Georges Florovsky is the mastermind of a "return to the Church Fathers" in twentieth-century Orthodox theology. His theological vision--the neopatristic synthesis--became the main paradigm of Orthodox theology and the golden standard of Eastern Orthodox identity in the West. Focusing on Florovsky's European period (1920-1948), this study analyzes how Florovsky's evolving interpretation of Russian religious thought, particularly Vladimir Solovyov and Sergius Bulgakov, informed his approach to patristic sources. Paul Gavrilyuk offers a new reading of Florovsky's neopatristic theology, by closely considering its ontological, epistemological, and ecclesiological foundations.
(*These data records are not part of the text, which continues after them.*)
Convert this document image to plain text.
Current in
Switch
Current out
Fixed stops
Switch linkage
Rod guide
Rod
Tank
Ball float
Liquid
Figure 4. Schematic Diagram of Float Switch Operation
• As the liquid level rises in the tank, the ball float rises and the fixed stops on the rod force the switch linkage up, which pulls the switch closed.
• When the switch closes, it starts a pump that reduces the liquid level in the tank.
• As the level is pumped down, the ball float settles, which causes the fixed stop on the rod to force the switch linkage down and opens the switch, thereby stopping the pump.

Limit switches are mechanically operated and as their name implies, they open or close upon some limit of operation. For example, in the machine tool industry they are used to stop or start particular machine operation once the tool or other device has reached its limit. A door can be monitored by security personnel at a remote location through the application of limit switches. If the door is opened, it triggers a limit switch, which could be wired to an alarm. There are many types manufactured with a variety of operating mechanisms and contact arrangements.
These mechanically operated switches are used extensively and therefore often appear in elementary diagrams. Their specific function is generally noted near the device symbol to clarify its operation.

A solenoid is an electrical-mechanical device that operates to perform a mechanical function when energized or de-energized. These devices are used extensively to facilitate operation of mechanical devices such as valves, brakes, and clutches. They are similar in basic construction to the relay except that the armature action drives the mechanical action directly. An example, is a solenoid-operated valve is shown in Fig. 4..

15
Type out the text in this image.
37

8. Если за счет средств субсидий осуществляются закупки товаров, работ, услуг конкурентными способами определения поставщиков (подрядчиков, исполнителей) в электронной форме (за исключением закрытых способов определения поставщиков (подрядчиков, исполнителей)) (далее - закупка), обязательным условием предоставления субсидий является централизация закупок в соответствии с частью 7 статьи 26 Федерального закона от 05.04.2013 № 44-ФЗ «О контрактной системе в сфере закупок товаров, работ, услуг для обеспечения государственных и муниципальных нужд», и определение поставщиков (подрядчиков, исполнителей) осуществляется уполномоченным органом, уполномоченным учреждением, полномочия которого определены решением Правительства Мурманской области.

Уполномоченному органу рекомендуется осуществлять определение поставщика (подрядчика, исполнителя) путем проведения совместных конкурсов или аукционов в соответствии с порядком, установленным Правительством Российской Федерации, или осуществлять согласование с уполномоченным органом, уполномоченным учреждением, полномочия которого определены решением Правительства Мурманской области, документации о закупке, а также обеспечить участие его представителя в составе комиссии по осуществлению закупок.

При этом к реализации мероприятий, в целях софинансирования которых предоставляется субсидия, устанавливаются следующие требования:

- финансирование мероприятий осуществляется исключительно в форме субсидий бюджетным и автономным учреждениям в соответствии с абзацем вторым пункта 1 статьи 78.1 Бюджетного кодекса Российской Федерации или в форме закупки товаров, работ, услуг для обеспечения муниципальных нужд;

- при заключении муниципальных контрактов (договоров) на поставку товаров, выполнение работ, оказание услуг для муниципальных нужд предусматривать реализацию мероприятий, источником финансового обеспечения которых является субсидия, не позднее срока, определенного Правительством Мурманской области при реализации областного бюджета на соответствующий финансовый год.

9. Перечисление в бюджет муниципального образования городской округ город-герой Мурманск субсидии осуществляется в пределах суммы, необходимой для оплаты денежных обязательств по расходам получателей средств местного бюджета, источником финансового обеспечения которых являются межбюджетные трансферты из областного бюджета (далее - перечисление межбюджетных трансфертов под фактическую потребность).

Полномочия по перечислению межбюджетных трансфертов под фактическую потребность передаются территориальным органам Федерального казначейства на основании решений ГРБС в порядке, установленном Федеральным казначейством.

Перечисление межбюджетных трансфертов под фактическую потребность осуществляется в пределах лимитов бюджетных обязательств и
It is common to contrast Florovsky's neopatristic theology with the "modernist" religious philosophies of Pavel Florensky, Sergius Bulgakov, and other representatives of the Russian Religious Renaissance. Gavrilyuk argues that the standard narrative of twentieth-century Orthodox theology, based on this polarization, must be reconsidered. The author demonstrates Florovsky's critical appropriation of the main themes of the Russian Religious Renaissance, including theological antinomies, the meaning of history, and the nature of personhood. The distinctive features of Florovsky's neopatristic theology--Christological focus, "ecclesial experience," personalism, and "Christian Hellenism"--are best understood against the background of the main problematic of the Renaissance. Specifically, it is shown that Bulgakov's sophiology provided a polemical subtext for Florovsky's theology of creation. It is argued that the use of the patristic norm in application to modern Russian theology represents
Florovsky's theological signature.
Drawing on unpublished archival material and correspondence, this study sheds new light on such aspects of Florovsky's career as his family background, his participation in the Eurasian movement, his dissertation on Alexander Herzen, his lectures on Vladimir Solovyov, and his involvement in Bulgakov's Brotherhood of St Sophia.